Stretching Guides

There Were 6 Stretches Found.

You can sort these stretches by using the pulldown menu below.

Helpful Links: Anatomy Of The Glutes - Glutes Articles


Ankle On The Knee

Stretch Data
Main Muscle Worked: Glutes
Other Muscles Worked: Lower Back
Equipment: None

Video Guide: Windows Media - MPEG

Tips: Place your right ankle on your left knee and pull both of your legs into the chest. Relax your neck and shoulders. Avoid the temptation to transfer your tension into the upper body. Switch sides.


Dancer's Stretch

Stretch Data
Main Muscle Worked: Glutes
Other Muscles Worked: Lower Back
Equipment: None

Video Guide: Windows Media - MPEG

Tips: Sit up on the floor on your sit bones. Cross your right leg over your left, keeping the sole of the right knee lifted up. Your left knee is straight and down on the floor. Place your right forearm on your right lower leg and your left hand on the floor. With a "flat back," incline your torso slightly forward and hold. The flat back posture stretches the hip and buttocks. To stretch the lower back, slowly round the spine and let your head hang down. Switch sides.


Glute Stretch

Stretch Data
Main Muscle Worked: Glutes
Other Muscles Worked: None
Equipment: None

Video Guide: Windows Media - MPEG

Tips: While lying on your back, cross your legs, placing one ankle on the opposite knee. Use to flexed leg to push the crossed leg back until you feel a stretch in your buttocks.


Knee Across The Body

Stretch Data
Main Muscle Worked: Glutes
Other Muscles Worked: Lower Back
Equipment: None

Video Guide: Windows Media - MPEG

Tips: Lie down on the floor with your right leg straight.
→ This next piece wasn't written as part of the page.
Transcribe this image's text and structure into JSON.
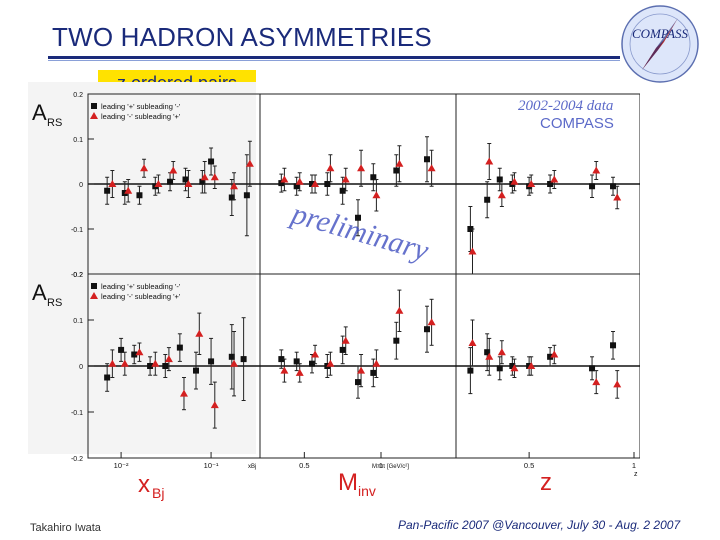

Bend your left leg and lower it across your body, holding the knee down toward the floor with your right hand. (The knee doesn't need to touch the floor if you're tight.) Place your left arm comfortably beside you and turn your head to the left. Imagine you have a weight tied to your tailbone. let your tailbone fall back toward the floor as your chest reaches in the opposite direction to stretch your lower back. Switch sides.


One Knee To Chest

Stretch Data
Main Muscle Worked: Glutes
Other Muscles Worked: Lower Back
Equipment: None

Video Guide: Windows Media - MPEG

Tips: Start off by lying on the floor with one leg straight and pull the other knee to your chest. Hold under the knee joint to protect the kneecap. Gently tug that knee toward your nose. Switch sides. This stretches the buttocks and lower back of the bent leg and the hip flexor of the straight leg.


Seated Floor Twist

Stretch Data
Main Muscle Worked: Glutes
Other Muscles Worked: Lower Back
Equipment: None

Video Guide: Windows Media - MPEG

Tips: Sit up straight, balanced on your sit bones. Keep your spine straight. Straighten your left leg, then cross your right leg over the left (put the right foot on the floor, outside the left knee). Turn your torso to the right, "hooking" the outside of your right knee with your left elbow. Put your right hand on the floor behind you for balance as you twist. Switch sides.